Download our guide and see the power of Honeycomb + OpenTelemetry together.
OpenTelemetry is a big, big project. It’s so big, in fact, that it can be hard to know what part you’re talking about when you’re talking about it! One particular critique I’ve seen going around recently, though, is about how OpenTelemetry is just ‘three pillars’ all over again. Reader, this could not be further from the truth, and I want to spend some time on why.
What are “three pillars,” anyway?
Let’s get it out of the way: when people talk about “three pillars,” it’s usually in a pejorative sense. Someone’s about to tell you that the way you’re doing things is wrong, because of some narrowly constructed set of criteria and circumstances that they’ve built up in their mind.
Let’s tease it apart then, yeah? “Three pillars” is generally used to refer to the idea of three separate telemetry signals—metrics, logs, and traces. These three signals have different structure, semantics, and use cases, and they’re typically viewed in isolation from one another.
The eagle-eyed amongst you might have noticed a clever rhetorical trick I just employed in that last statement.
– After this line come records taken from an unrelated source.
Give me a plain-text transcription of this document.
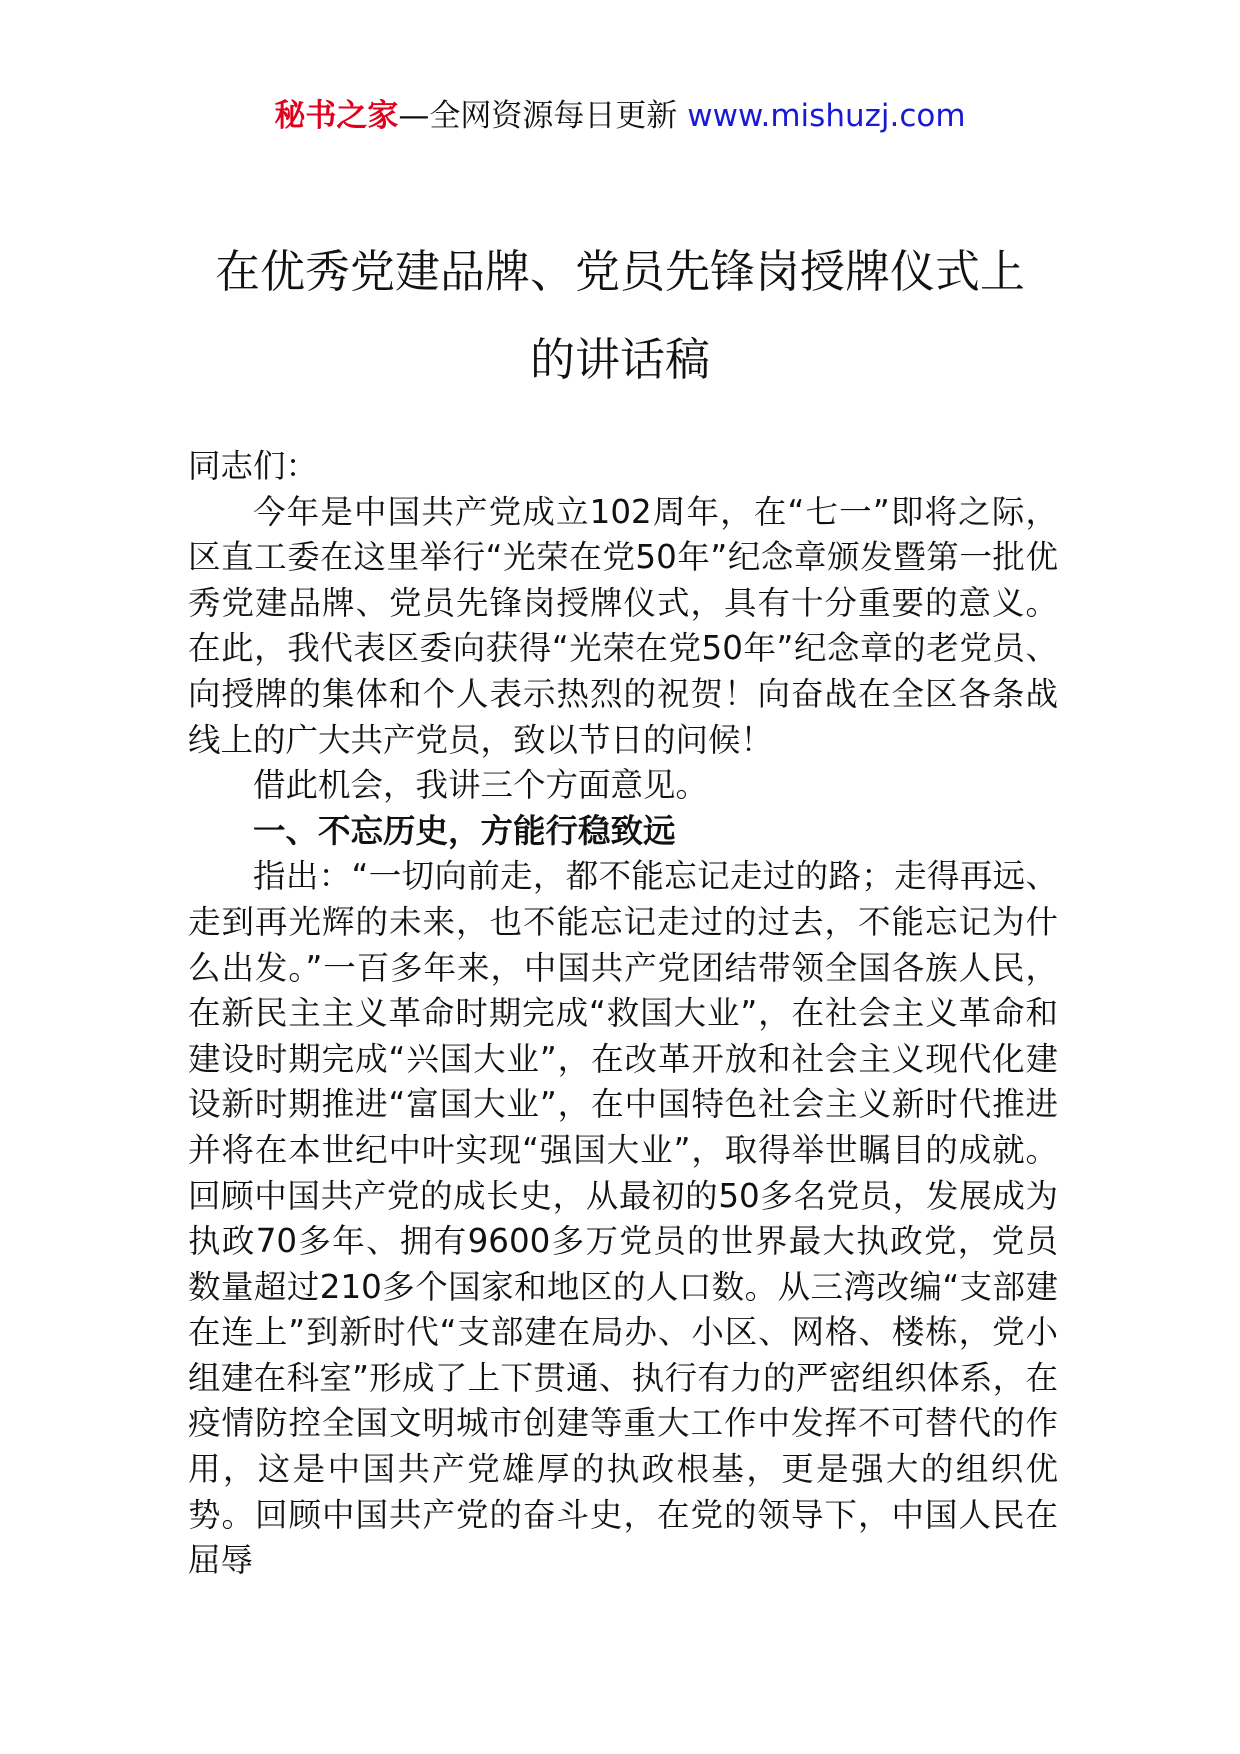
秘书之家—全网资源每日更新 www.mishuzj.com
在优秀党建品牌、党员先锋岗授牌仪式上
的讲话稿

同志们：

今年是中国共产党成立102周年，在“七一”即将之际，区直工委在这里举行“光荣在党50年”纪念章颁发暨第一批优秀党建品牌、党员先锋岗授牌仪式，具有十分重要的意义。在此，我代表区委向获得“光荣在党50年”纪念章的老党员、向授牌的集体和个人表示热烈的祝贺！向奋战在全区各条战线上的广大共产党员，致以节日的问候！

借此机会，我讲三个方面意见。

一、不忘历史，方能行稳致远

指出：“一切向前走，都不能忘记走过的路；走得再远、走到再光辉的未来，也不能忘记走过的过去，不能忘记为什么出发。”一百多年来，中国共产党团结带领全国各族人民，在新民主主义革命时期完成“救国大业”，在社会主义革命和建设时期完成“兴国大业”，在改革开放和社会主义现代化建设新时期推进“富国大业”，在中国特色社会主义新时代推进并将在本世纪中叶实现“强国大业”，取得举世瞩目的成就。回顾中国共产党的成长史，从最初的50多名党员，发展成为执政70多年、拥有9600多万党员的世界最大执政党，党员数量超过210多个国家和地区的人口数。从三湾改编“支部建在连上”到新时代“支部建在局办、小区、网格、楼栋，党小组建在科室”形成了上下贯通、执行有力的严密组织体系，在疫情防控全国文明城市创建等重大工作中发挥不可替代的作用，这是中国共产党雄厚的执政根基，更是强大的组织优势。回顾中国共产党的奋斗史，在党的领导下，中国人民在屈辱
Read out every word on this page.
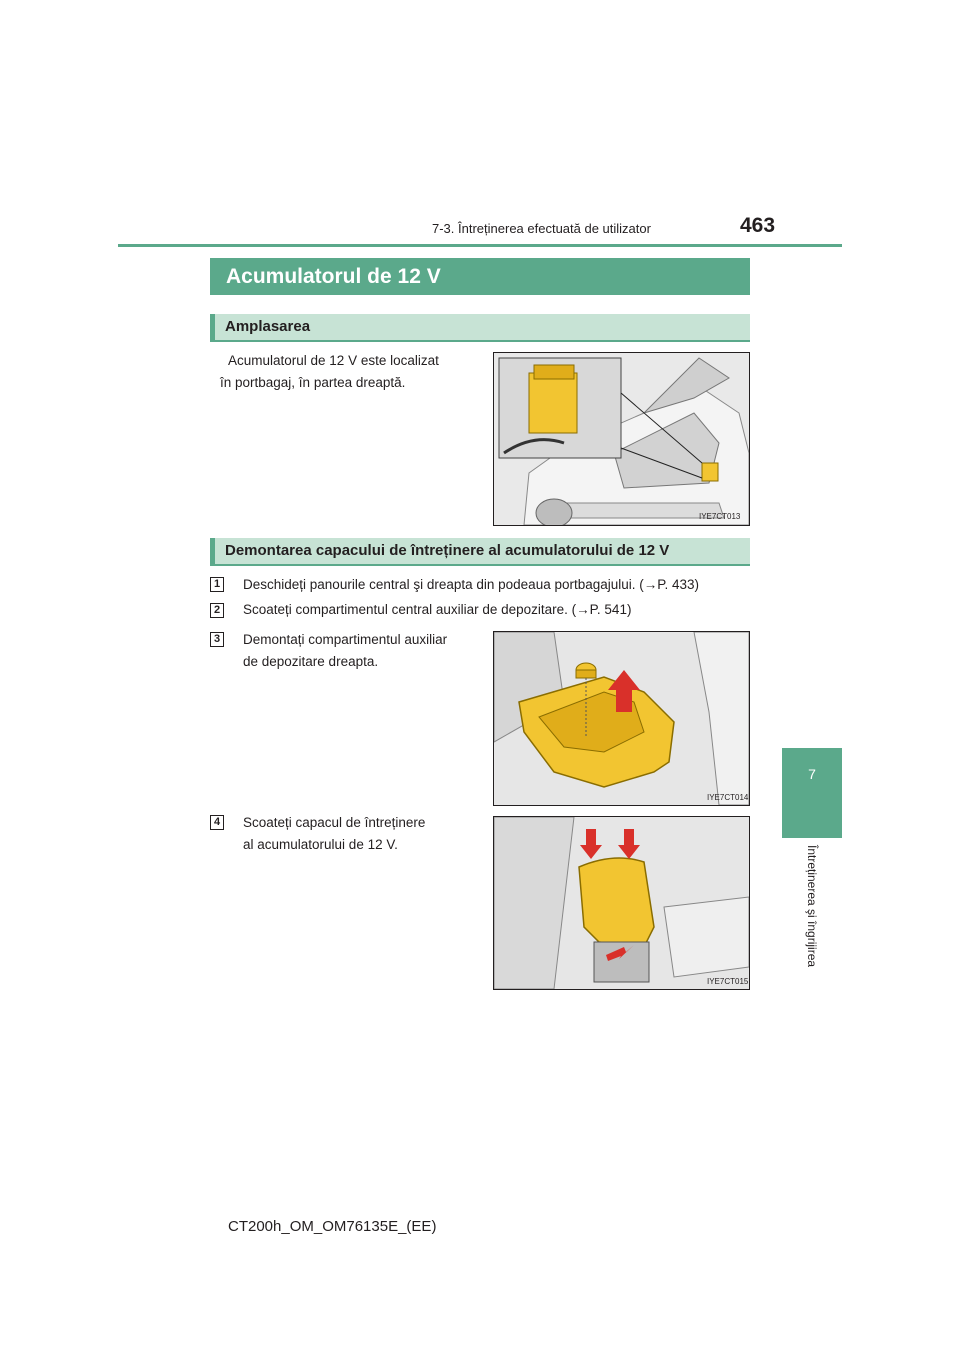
7-3. Întreținerea efectuată de utilizator	463
7
Întreținerea şi îngrijirea
Acumulatorul de 12 V
Amplasarea
Acumulatorul de 12 V este localizat
în portbagaj, în partea dreaptă.
IYE7CT013
Demontarea capacului de întreținere al acumulatorului de 12 V
1 Deschideți panourile central şi dreapta din podeaua portbagajului. (→P. 433)
2 Scoateți compartimentul central auxiliar de depozitare. (→P. 541)
3 Demontați compartimentul auxiliar
de depozitare dreapta.
IYE7CT014
4 Scoateți capacul de întreținere
al acumulatorului de 12 V.
IYE7CT015
CT200h_OM_OM76135E_(EE)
I made an implicit comparison between the telemetry and the workflow, conflating the two of them. This is a pretty common argument, especially in the observability world. The reason it has so much staying power is because it maps well to people’s experiences of using telemetry data, though. You use metrics in a different way than you use logs, and you use traces in a different way than you use metrics.
For years, this separation has been more or less enforced by the tools we’ve built as an industry to consume and analyze this data. Metric workflows usually center around alerts, log workflows center around search, and trace workflows center around the end-to-end visualization of a request. I would argue that for the most part, this is how most people tend to see the broad contours of the observability space.
Watch Austin’s webinar, The Director’s Guide to Observability: Leveraging OpenTelemetry for Success.
What does the “three pillars” world look like?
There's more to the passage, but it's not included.